With the recent completion of the Library Addition and Renovation project, it seems like a good moment to reflect on those areas still in need of attention. While the $76 million project has addressed some major needs of the campus and the library itself, there are still critical problems facing the staff who work in the building every day.

A recent study by the non-partisan Economic Policy Institute found that 98.6 percent of UCSB clerical support staff do not make enough to support themselves and a child on their salary in the Santa Barbara area. The situation in the library is even worse. The library assistants who directly serve the campus community are hurt twice—first, by being forced to stay in an outdated job classification that does not reflect the high level of their professional library work, and then again as UCSB salaries are among the lowest of all UC campuses.

In 2014 the library employed 82 library assistants who made, on average, $34,596.63. To put that in perspective, the median family income for Santa Barbara is $75,400. The EPI study calculated that you need $59,268 to meet your basic needs, and none of the library assistants received that kind of salary.
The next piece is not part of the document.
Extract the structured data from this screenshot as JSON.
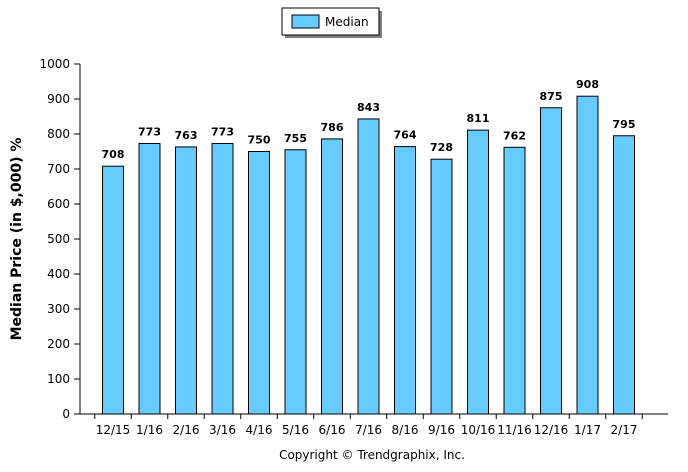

Worse yet, 61 of these staff members meet the U.S. Department of Housing and Urban Development’s definition of low income.

Art by Austin Bernales // Daily Nexus

Art by Austin Bernales // Daily Nexus

Obviously, this discrepancy in pay has a deleterious effect on the staff. Despite the fact that I have earned two master’s degrees from UCSB and that I am expected to resolve complex, research-related queries, during the first three years I worked in the library I was forced to rely on my retired mother for help each month with groceries. As I near 40 years old, it is deeply humiliating to be unable to support myself on the wages I earn.
I am humiliated to be in such a penurious state, but I am grateful that I have the family support structure to help me stay afloat. The stories I hear from my fellow co-workers who are in situations much worse than mine are humbling. One woman has her ex-husband and her grown children helping her meet her rent each month. Another colleague is in a situation like mine, receiving help from her retired parents, but had the added horror of needing to go on disability due to surgery. And of course there is the army of UCSB employees who live nowhere near Santa Barbara and commute more than an hour each way in order to make ends meet on their salary.

These stories are legion amongst the library staff at UCSB, but they don’t describe what we do every day in service to the campus community. We are the public face of the library, helping you, our patrons, with everything from checking out materials and managing course reserves to opening the library every day and assuring that the information resources that our campus needs are accessible. We process new materials as they arrive and have the critical job of making sure that you can find them in the library catalog and on the shelves. We provide research and reference help throughout the various collections and we facilitate the complicated transfer of research materials from our off-campus annexes and other libraries around the world. We are the vital link between the collection, the librarians and you. We are a diverse and largely female workforce and we deserve a wage that we can live on independently.

The University of California is the third largest employer in the state and the largest in Santa Barbara. With the recent increases in funding from state coffers and the resources to undertake major building projects like the Library Addition and Renovation, UCSB should be a force for economic growth, not a catalyst for the continuing evaporation of the middle class.

Laurence Young has lived in Santa Barbara for 10 years and has earned two masters degrees from the UCSB Music Department. He has been employed as a full-time library assistant since 2012 and he is the UCSB Chapter Coordinator for the clerical workers union, Teamsters Local 2010.